No, already $A(n,3)$ is not primitive recursive. Let me use the essentially equivalent up-arrow notation: $A(n,m)=2\uparrow^{n-1}m$, and argue why $f(n)=2\uparrow^n 3$ is not PR. I claim $f(2n-2)\geq 2\uparrow^{n+1}n=A(n,n)$. $n\mapsto A(n,n)$ outgrows all $n\mapsto A(m,n)$, so by a classical argument it eventually outgrows all PR functions, and hence so will $f$ after we justify the claim.
It is enough to show that for $m\geq 3$ we have $2\uparrow^n m\geq 2\uparrow^{n-1}(m+1)$. We show this by induction on $m$. Indeed, $2\uparrow^n m=2\uparrow^{n-1}(2\uparrow^n(m-1))$, so it is enough to show $2\uparrow^n(m-1)\geq m+1$. This holds true for $m=3$ as $2\uparrow^n 2=4$ for all $n$, and for larger $m$ we have $2\uparrow^n(m-1)=2\uparrow^{n-1}(2\uparrow^n(m-2))\geq 2\uparrow^{n-1}m\geq m+1$.
Let me note that the bound $f(2n-2)\geq 2\uparrow^{n+1}n$ is far from optimal, in fact it should hold for $f(n+2)$, at least for large enough $n$.

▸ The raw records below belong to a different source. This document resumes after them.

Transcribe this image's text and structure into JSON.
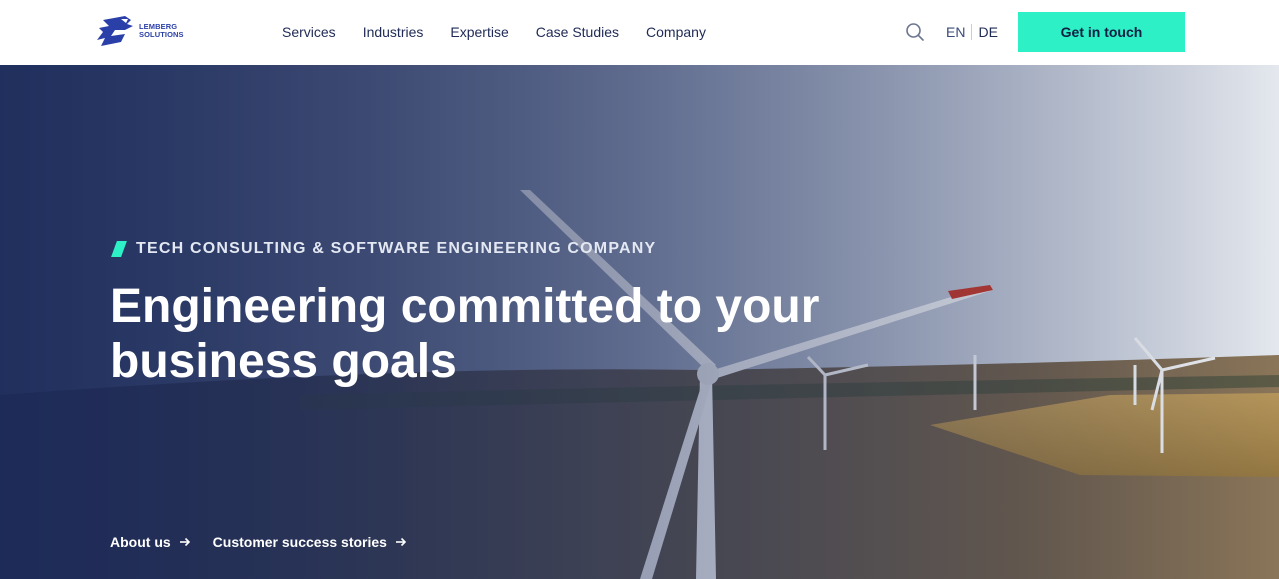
{
  "header": {
    "logo_text_line1": "LEMBERG",
    "logo_text_line2": "SOLUTIONS",
    "nav": [
      {
        "label": "Services"
      },
      {
        "label": "Industries"
      },
      {
        "label": "Expertise"
      },
      {
        "label": "Case Studies"
      },
      {
        "label": "Company"
      }
    ],
    "search_icon": "search-icon",
    "lang_en": "EN",
    "lang_de": "DE",
    "cta_label": "Get in touch"
  },
  "hero": {
    "eyebrow": "TECH CONSULTING & SOFTWARE ENGINEERING COMPANY",
    "headline_line1": "Engineering committed to your",
    "headline_line2": "business goals",
    "links": [
      {
        "label": "About us",
        "icon": "arrow-right-icon"
      },
      {
        "label": "Customer success stories",
        "icon": "arrow-right-icon"
      }
    ]
  },
  "colors": {
    "accent": "#2ef0c6",
    "brand_blue": "#2a3fa8",
    "nav_text": "#1f2a55",
    "hero_overlay": "#1c2a5a"
  }
}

If you don't mind not getting the best possible result, then the proof is very short. Indeed,
$$A(n,4)=A(n-1,A(n,3))$$
so if you can prove that $A(n,3)\geq n-1$ then $A(n,4)\geq A(n-1,n-1)$, which we know doesn't grow primitive-recursively. But $A(n,3)$ grows much more quickly than $n-1$.